Ce n’est pas pour faire de la langue de bois, mais elles sont faites actuellement. Il y a une vraie dynamique, c’est une excellente chose. Il y aura bien sûr des outils nouveaux, des postes en plus, mais la dynamique est là, et ça va continuer. On va continuer la formation des fonctionnaires, des associations, des professionnels de la santé et du social. Ce matin, ma collègue était dans un lycée pour une intervention devant des jeunes qui se destinent à des professions dans le social. La sensibilisation est très importante, plus on prend les gens jeunes, mieux c’est. Un professionnel qui a compris les mécanismes aura une prise en charge différente.


Ce qu’il y a dans le projet de loi sur la lutte contre les violences sexuelles et sexistes

La loi votée en première lecture à l’Assemblée nationale le 16 mai et dont la rapporteure était la députée (LREM) de la 3e circonscription des Bouches-du-Rhône Alexandra Louis contient plusieurs éléments distincts.

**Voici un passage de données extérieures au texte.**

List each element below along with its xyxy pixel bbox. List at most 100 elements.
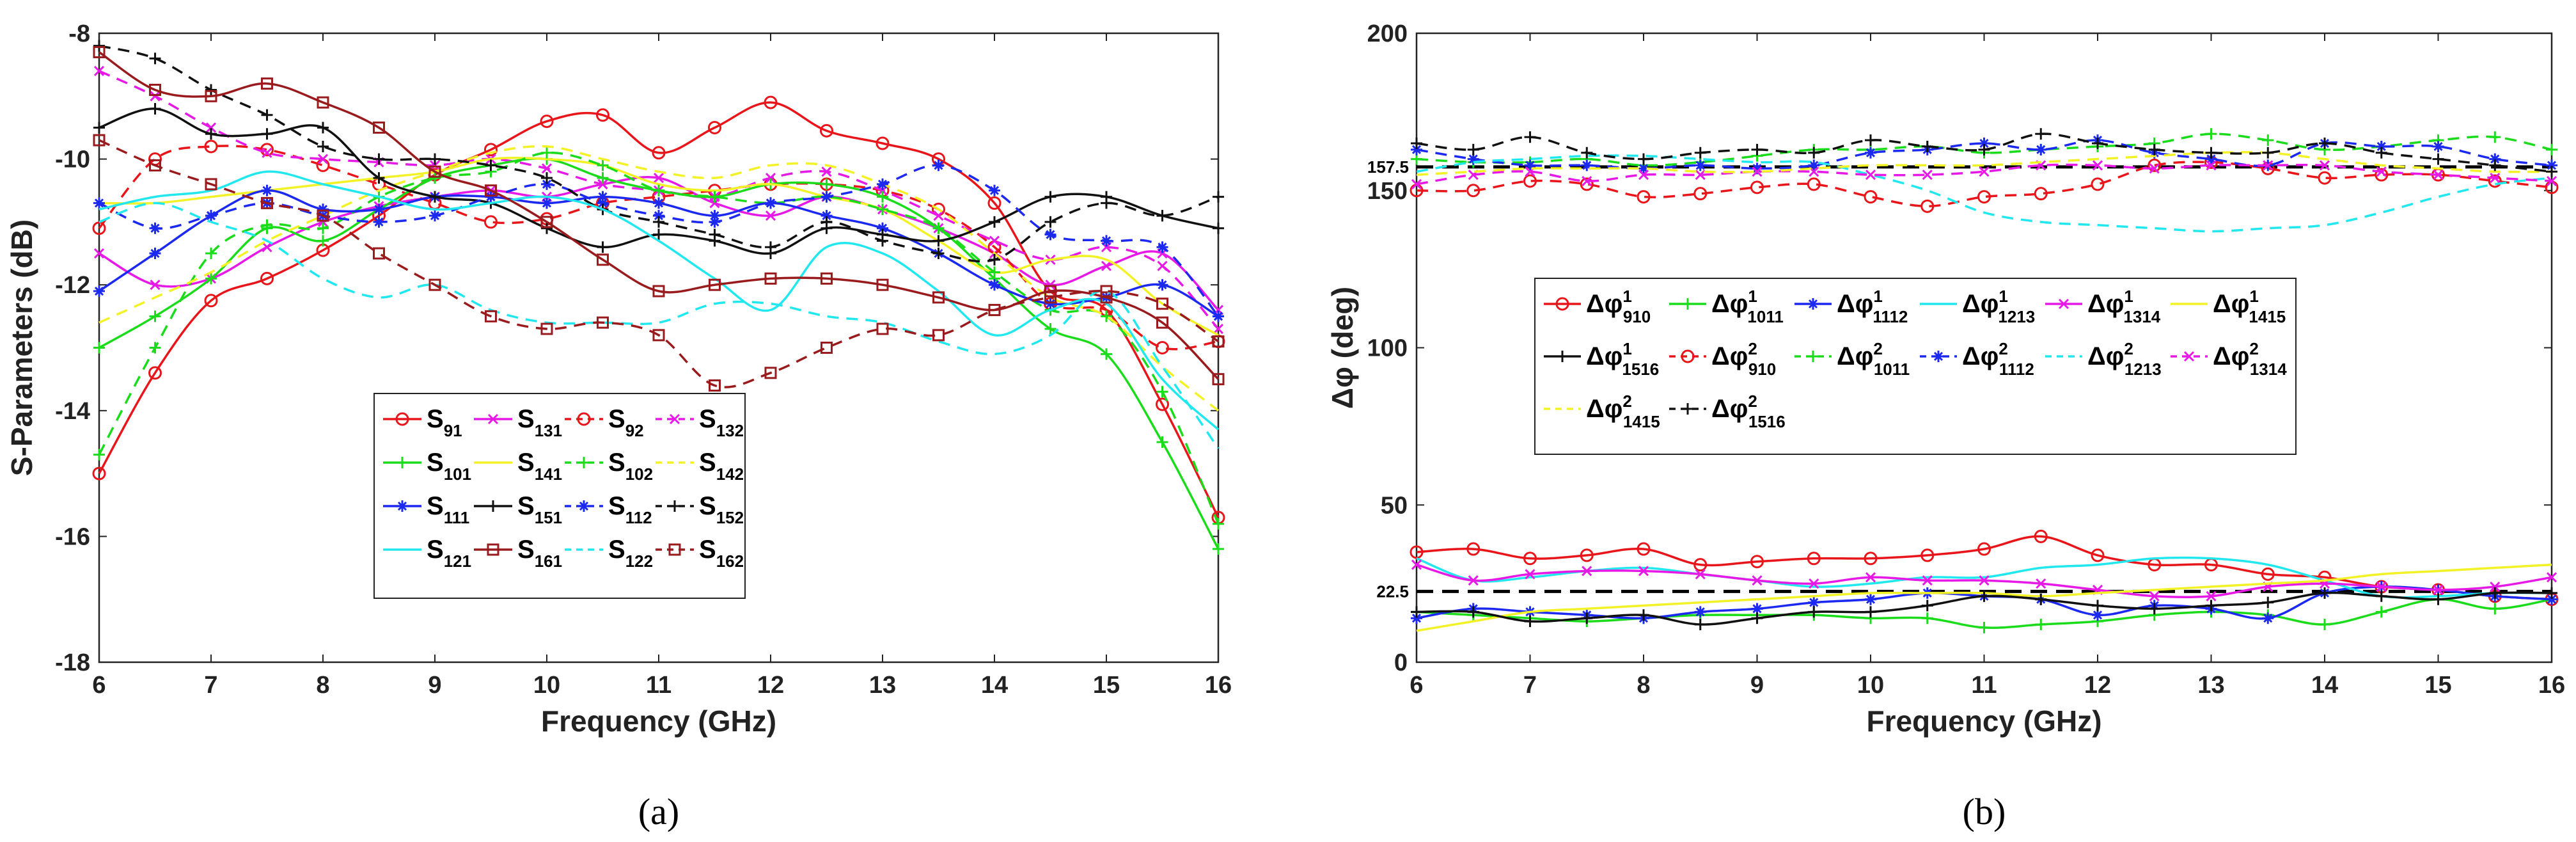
legend-item: S162 — [656, 536, 744, 571]
data-point — [1807, 177, 1821, 191]
legend-item: Δφ1 1314 — [2045, 287, 2161, 326]
data-point — [653, 184, 664, 196]
data-point — [653, 210, 664, 222]
data-point — [1044, 216, 1056, 228]
legend-label: S102 — [608, 449, 653, 484]
legend-item: Δφ1 1516 — [1544, 339, 1659, 379]
data-point — [540, 115, 554, 129]
x-tick-label: 9 — [1750, 672, 1764, 699]
data-point — [877, 222, 888, 234]
data-point — [1467, 606, 1479, 618]
data-point — [428, 278, 441, 291]
legend-label: S91 — [427, 405, 462, 440]
x-tick-label: 6 — [1410, 672, 1423, 699]
data-point — [1466, 184, 1480, 198]
data-point — [1808, 606, 1820, 618]
legend-item: S122 — [565, 536, 653, 571]
data-point — [1864, 552, 1878, 566]
panel-label: (a) — [638, 791, 679, 832]
data-point — [1156, 341, 1169, 354]
series-line — [1416, 556, 2552, 599]
data-point — [1044, 228, 1056, 241]
series-line — [1416, 154, 2552, 233]
data-point — [821, 216, 833, 228]
data-point — [1156, 298, 1168, 310]
legend-item: Δφ1 1011 — [1669, 287, 1784, 326]
data-point — [373, 203, 385, 216]
x-tick-label: 13 — [869, 672, 896, 699]
data-point — [149, 310, 161, 322]
data-point — [2205, 600, 2217, 612]
legend-label: S161 — [517, 536, 562, 571]
data-point — [877, 191, 888, 203]
legend-label: Δφ2 1112 — [1962, 339, 2034, 379]
data-point — [1580, 548, 1594, 562]
y-tick-label: 100 — [1367, 335, 1408, 362]
data-point — [261, 109, 273, 121]
y-tick-label: -12 — [55, 272, 90, 299]
data-point — [2546, 166, 2557, 178]
data-point — [1580, 177, 1594, 191]
legend-label: Δφ1 1213 — [1962, 287, 2035, 326]
data-point — [1044, 298, 1056, 310]
data-point — [204, 139, 218, 154]
data-point — [1920, 199, 1935, 213]
x-tick-label: 7 — [204, 672, 217, 699]
x-tick-label: 15 — [1093, 672, 1120, 699]
data-point — [2206, 591, 2217, 601]
legend-label: S152 — [699, 492, 744, 527]
data-point — [1411, 612, 1422, 624]
legend-item: S131 — [474, 405, 562, 440]
data-point — [709, 379, 721, 392]
legend-item: Δφ1 1213 — [1920, 287, 2035, 326]
legend-swatch-marker — [577, 412, 591, 426]
data-point — [2092, 600, 2103, 612]
x-tick-label: 13 — [2197, 672, 2224, 699]
legend-item: Δφ2 1314 — [2171, 339, 2287, 379]
data-point — [989, 184, 1000, 196]
data-point — [2375, 168, 2389, 182]
data-point — [429, 160, 441, 171]
y-tick-label: -14 — [55, 398, 90, 425]
legend-swatch-marker — [668, 543, 681, 556]
legend-swatch-marker — [487, 543, 499, 556]
data-point — [2148, 603, 2160, 615]
legend-item: Δφ1 1112 — [1795, 287, 1908, 326]
legend-box — [373, 393, 746, 599]
legend-label: S111 — [427, 492, 469, 527]
legend-swatch-marker — [578, 500, 590, 512]
data-point — [1751, 143, 1763, 155]
data-point — [1100, 285, 1113, 298]
x-tick-label: 15 — [2424, 672, 2451, 699]
data-point — [1213, 518, 1224, 530]
data-point — [2092, 160, 2103, 171]
legend-label: Δφ1 1516 — [1586, 339, 1659, 379]
legend-swatch-marker — [1682, 403, 1693, 415]
data-point — [932, 222, 945, 234]
legend-box — [1534, 278, 2297, 455]
data-point — [2262, 147, 2274, 159]
data-point — [2432, 153, 2444, 165]
data-point — [1212, 335, 1225, 348]
legend-swatch-marker — [669, 500, 680, 512]
data-point — [429, 210, 441, 222]
data-point — [2149, 591, 2160, 601]
data-point — [1468, 575, 1479, 586]
legend-label: S151 — [517, 492, 562, 527]
panel-label: (b) — [1963, 791, 2006, 832]
data-point — [2035, 593, 2047, 605]
data-point — [92, 466, 106, 481]
data-point — [1922, 575, 1933, 586]
data-point — [596, 108, 609, 122]
legend-label: S162 — [699, 536, 744, 571]
data-point — [541, 178, 553, 190]
data-point — [1865, 572, 1876, 583]
legend-item: Δφ1 910 — [1544, 287, 1651, 326]
data-point — [2261, 567, 2275, 581]
data-point — [2205, 147, 2217, 159]
data-point — [93, 65, 105, 77]
data-point — [933, 210, 944, 221]
data-point — [989, 216, 1000, 228]
data-point — [2489, 153, 2501, 165]
data-point — [2432, 593, 2444, 605]
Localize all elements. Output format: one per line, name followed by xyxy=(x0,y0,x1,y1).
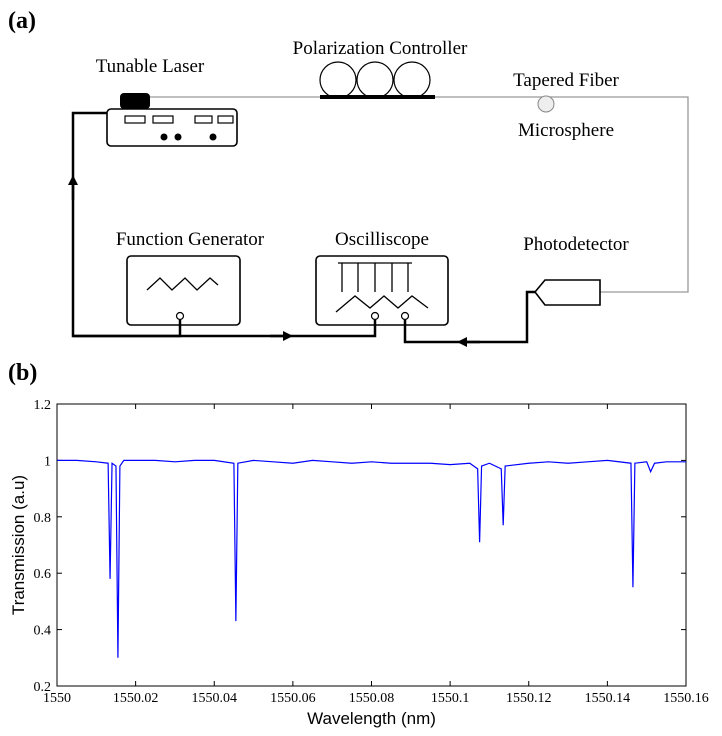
wires xyxy=(68,111,535,347)
y-tick-label: 1 xyxy=(44,454,51,469)
ports xyxy=(175,311,410,321)
x-tick-label: 1550.02 xyxy=(113,691,159,706)
label: Tapered Fiber xyxy=(513,70,619,91)
x-axis-label: Wavelength (nm) xyxy=(307,709,436,728)
x-tick-label: 1550.08 xyxy=(349,691,395,706)
x-tick-label: 1550.16 xyxy=(663,691,709,706)
laser-box xyxy=(106,108,238,147)
label: Polarization Controller xyxy=(293,38,468,59)
diagram: (a) Tunable Laser Polarization Controll xyxy=(8,8,689,347)
x-tick-label: 1550.12 xyxy=(506,691,552,706)
pc-bar xyxy=(320,95,435,99)
label: Tunable Laser xyxy=(96,56,205,77)
photodetector xyxy=(533,279,601,306)
plot-frame xyxy=(56,403,687,687)
transmission-line xyxy=(57,459,686,658)
y-tick-label: 0.4 xyxy=(34,624,52,639)
label: Function Generator xyxy=(116,229,265,250)
label: Photodetector xyxy=(523,234,629,255)
laser-panel xyxy=(124,115,234,124)
ramp xyxy=(146,277,219,291)
y-tick-label: 0.6 xyxy=(34,567,52,582)
x-tick-label: 1550.04 xyxy=(192,691,238,706)
y-axis-label: Transmission (a.u) xyxy=(9,475,28,615)
laser-dots xyxy=(160,133,217,141)
laser-knob xyxy=(120,93,150,109)
chart: 0.2 0.4 0.6 0.8 1 1.2 1550 1550.02 1550.04 1550.0… xyxy=(9,398,709,728)
scope-trace xyxy=(335,262,429,313)
generator-box xyxy=(126,255,241,326)
microsphere xyxy=(537,95,555,113)
x-tick-label: 1550.1 xyxy=(431,691,470,706)
x-tick-label: 1550 xyxy=(43,691,71,706)
x-tick-label: 1550.14 xyxy=(585,691,631,706)
scope-box xyxy=(315,255,449,326)
y-tick-label: 0.2 xyxy=(34,680,52,695)
panel-label: (b) xyxy=(8,360,37,386)
x-tick-label: 1550.06 xyxy=(270,691,316,706)
y-tick-label: 0.8 xyxy=(34,511,52,526)
label: Oscilliscope xyxy=(335,229,429,250)
pc-loops xyxy=(319,61,431,99)
panel-label: (a) xyxy=(8,8,36,34)
y-tick-label: 1.2 xyxy=(34,398,52,413)
label: Microsphere xyxy=(518,120,614,141)
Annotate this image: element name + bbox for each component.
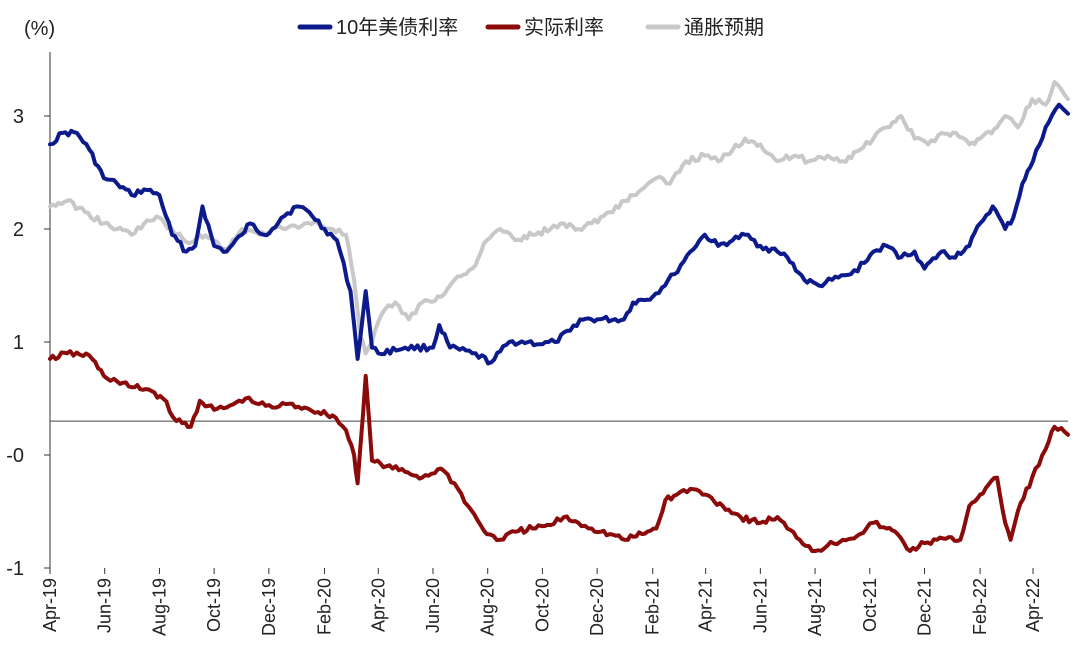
- series-layer: [48, 80, 1070, 553]
- legend-label-yield: 10年美债利率: [336, 16, 458, 39]
- x-ticks: Apr-19 Jun-19 Aug-19 Oct-19 Dec-19 Feb-20 Apr-…: [40, 568, 1043, 636]
- legend: 10年美债利率 实际利率 通胀预期: [297, 16, 764, 39]
- legend-label-inflation: 通胀预期: [684, 16, 764, 39]
- series-line-inflation: [48, 80, 1070, 356]
- x-tick-label: Oct-21: [860, 578, 880, 632]
- x-tick-label: Apr-20: [368, 578, 388, 632]
- x-tick-label: Dec-20: [587, 578, 607, 636]
- y-tick-label: -1: [6, 558, 24, 580]
- y-tick-label: 1: [13, 332, 24, 354]
- x-tick-label: Jun-20: [423, 578, 443, 633]
- y-tick-label: -0: [6, 445, 24, 467]
- x-tick-label: Apr-21: [696, 578, 716, 632]
- x-tick-label: Oct-19: [204, 578, 224, 632]
- y-ticks: 3 2 1 -0 -1: [6, 106, 50, 580]
- x-tick-label: Feb-20: [314, 578, 334, 635]
- x-tick-label: Oct-20: [532, 578, 552, 632]
- y-tick-label: 3: [13, 106, 24, 128]
- series-line-real-rate: [48, 349, 1070, 553]
- y-axis-label: (%): [24, 18, 55, 40]
- x-tick-label: Jun-21: [750, 578, 770, 633]
- x-tick-label: Apr-19: [40, 578, 60, 632]
- x-tick-label: Feb-21: [643, 578, 663, 635]
- x-tick-label: Aug-20: [478, 578, 498, 636]
- x-tick-label: Feb-22: [970, 578, 990, 635]
- x-tick-label: Dec-19: [259, 578, 279, 636]
- x-tick-label: Dec-21: [914, 578, 934, 636]
- legend-item-real-rate: 实际利率: [485, 16, 604, 39]
- series-line-yield: [48, 102, 1070, 366]
- x-tick-label: Jun-19: [95, 578, 115, 633]
- legend-item-inflation: 通胀预期: [645, 16, 764, 39]
- x-tick-label: Aug-21: [805, 578, 825, 636]
- x-tick-label: Aug-19: [149, 578, 169, 636]
- y-tick-label: 2: [13, 219, 24, 241]
- legend-item-yield: 10年美债利率: [297, 16, 458, 39]
- x-tick-label: Apr-22: [1023, 578, 1043, 632]
- legend-label-real-rate: 实际利率: [524, 16, 604, 39]
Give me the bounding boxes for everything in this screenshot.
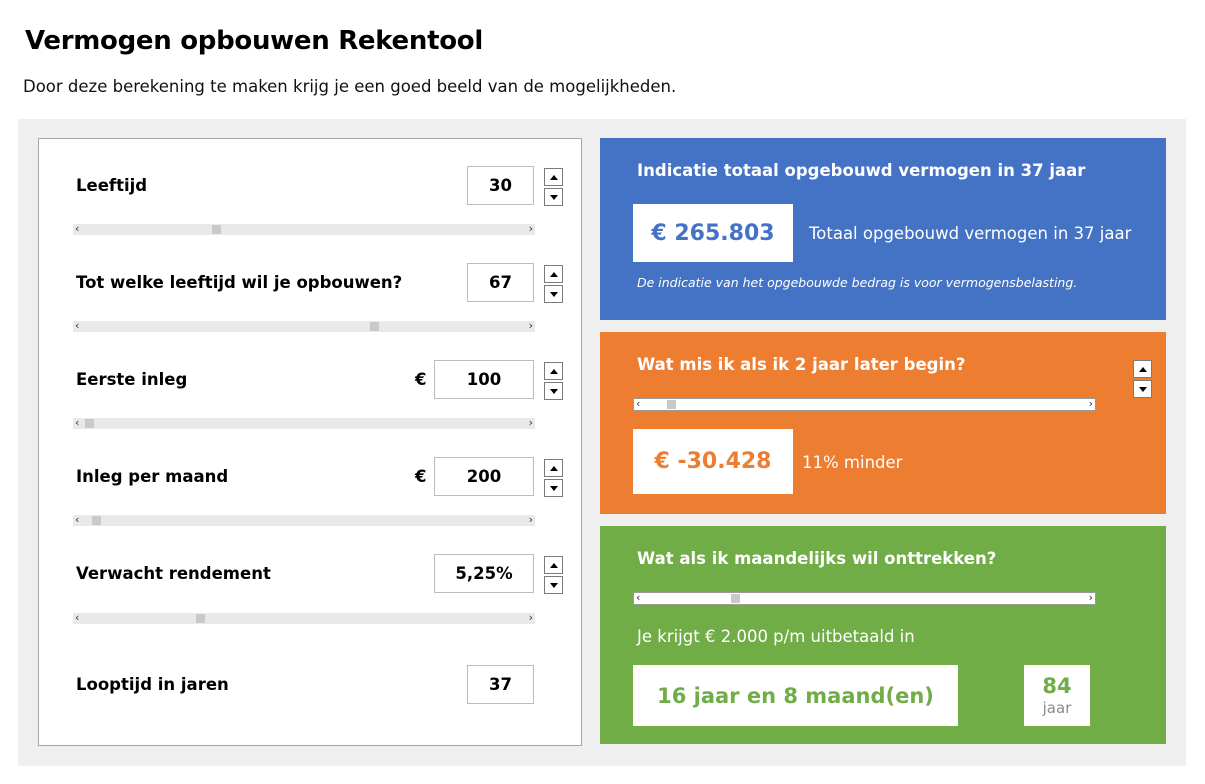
target-age-slider-thumb[interactable] (370, 322, 379, 331)
payout-text: Je krijgt € 2.000 p/m uitbetaald in (637, 627, 915, 646)
age-label: Leeftijd (76, 176, 148, 195)
missed-amount: € -30.428 (633, 429, 793, 494)
start-later-title: Wat mis ik als ik 2 jaar later begin? (637, 355, 966, 374)
total-result-card: Indicatie totaal opgebouwd vermogen in 3… (600, 138, 1166, 320)
scroll-left-icon[interactable]: ‹ (75, 319, 80, 332)
page-subtitle: Door deze berekening te maken krijg je e… (23, 77, 677, 96)
scroll-right-icon[interactable]: › (528, 416, 533, 429)
age-input[interactable]: 30 (467, 166, 534, 205)
scroll-left-icon[interactable]: ‹ (75, 222, 80, 235)
delay-increase-button[interactable] (1133, 360, 1152, 378)
monthly-deposit-slider-thumb[interactable] (92, 516, 101, 525)
missed-percent-label: 11% minder (802, 453, 903, 472)
first-deposit-decrease-button[interactable] (544, 382, 563, 400)
withdraw-slider-thumb[interactable] (731, 594, 740, 603)
expected-return-label: Verwacht rendement (76, 564, 271, 583)
delay-slider[interactable]: ‹ › (633, 397, 1096, 411)
expected-return-slider-thumb[interactable] (196, 614, 205, 623)
first-deposit-increase-button[interactable] (544, 362, 563, 380)
expected-return-increase-button[interactable] (544, 556, 563, 574)
monthly-deposit-label: Inleg per maand (76, 467, 229, 486)
target-age-input[interactable]: 67 (467, 263, 534, 302)
delay-decrease-button[interactable] (1133, 380, 1152, 398)
first-deposit-input[interactable]: 100 (434, 360, 534, 399)
monthly-deposit-slider[interactable]: ‹ › (73, 513, 535, 526)
withdraw-card: Wat als ik maandelijks wil onttrekken? ‹… (600, 526, 1166, 744)
delay-spinner (1133, 360, 1152, 398)
scroll-right-icon[interactable]: › (528, 319, 533, 332)
scroll-right-icon[interactable]: › (528, 611, 533, 624)
age-slider[interactable]: ‹ › (73, 222, 535, 235)
duration-value: 37 (467, 665, 534, 704)
expected-return-input[interactable]: 5,25% (434, 554, 534, 593)
page-title: Vermogen opbouwen Rekentool (25, 26, 483, 56)
monthly-deposit-spinner (544, 459, 563, 497)
scroll-right-icon[interactable]: › (1088, 397, 1093, 410)
scroll-left-icon[interactable]: ‹ (636, 591, 641, 604)
first-deposit-currency: € (415, 370, 427, 389)
scroll-right-icon[interactable]: › (528, 513, 533, 526)
age-slider-thumb[interactable] (212, 225, 221, 234)
target-age-increase-button[interactable] (544, 265, 563, 283)
withdraw-title: Wat als ik maandelijks wil onttrekken? (637, 549, 997, 568)
start-later-card: Wat mis ik als ik 2 jaar later begin? ‹ … (600, 332, 1166, 514)
target-age-spinner (544, 265, 563, 303)
target-age-slider[interactable]: ‹ › (73, 319, 535, 332)
age-decrease-button[interactable] (544, 188, 563, 206)
age-spinner (544, 168, 563, 206)
first-deposit-spinner (544, 362, 563, 400)
total-result-title: Indicatie totaal opgebouwd vermogen in 3… (637, 161, 1086, 180)
target-age-label: Tot welke leeftijd wil je opbouwen? (76, 273, 403, 292)
end-age-value: 84 (1042, 673, 1072, 698)
payout-duration: 16 jaar en 8 maand(en) (633, 665, 958, 726)
scroll-right-icon[interactable]: › (528, 222, 533, 235)
scroll-left-icon[interactable]: ‹ (75, 416, 80, 429)
scroll-right-icon[interactable]: › (1088, 591, 1093, 604)
first-deposit-slider-thumb[interactable] (85, 419, 94, 428)
scroll-left-icon[interactable]: ‹ (636, 397, 641, 410)
total-disclaimer: De indicatie van het opgebouwde bedrag i… (637, 275, 1078, 290)
first-deposit-slider[interactable]: ‹ › (73, 416, 535, 429)
monthly-deposit-input[interactable]: 200 (434, 457, 534, 496)
monthly-deposit-currency: € (415, 467, 427, 486)
withdraw-slider[interactable]: ‹ › (633, 591, 1096, 605)
expected-return-decrease-button[interactable] (544, 576, 563, 594)
target-age-decrease-button[interactable] (544, 285, 563, 303)
total-amount: € 265.803 (633, 204, 793, 262)
delay-slider-thumb[interactable] (667, 400, 676, 409)
inputs-card: Leeftijd 30 ‹ › Tot welke leeftijd wil j… (38, 138, 582, 746)
end-age-box: 84 jaar (1024, 665, 1090, 726)
scroll-left-icon[interactable]: ‹ (75, 611, 80, 624)
monthly-deposit-increase-button[interactable] (544, 459, 563, 477)
duration-label: Looptijd in jaren (76, 675, 229, 694)
expected-return-spinner (544, 556, 563, 594)
end-age-unit: jaar (1042, 698, 1072, 717)
expected-return-slider[interactable]: ‹ › (73, 611, 535, 624)
scroll-left-icon[interactable]: ‹ (75, 513, 80, 526)
total-amount-label: Totaal opgebouwd vermogen in 37 jaar (809, 224, 1132, 243)
monthly-deposit-decrease-button[interactable] (544, 479, 563, 497)
age-increase-button[interactable] (544, 168, 563, 186)
first-deposit-label: Eerste inleg (76, 370, 188, 389)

Elle doit encore être votée par le Sénat.

– Création de l’infraction d’outrage sexiste qui vise le harcèlement de rue qui recouvre divers comportements : “sifflements, commentaires sur le physique ou la tenue, présence envahissante”, explique la loi, c’est à dire “le fait d’imposer à une personne tout propos ou comportement à connotation sexuelle ou sexiste portant atteinte à sa dignité ou créant à son encontre une situation intimidante, hostile ou offensante”.

– Renforcement des dispositifs autour des abus sexuels sur mineurs : le délai de prescription serait allongé à trente ans pour les crimes sur mineurs, les peines encourues seraient durcies en cas d’atteinte sexuelle sur un mineur de moins de quinze ans, via son article 2, qui a cristallisé les polémiques.

– Lutte contre le harcèlement groupé, en permettant de qualifier de harcèlement sexuel ou moral des comportements effectués en groupe, même non répétés, comme lors de “raids numériques” concertés contre une même victime.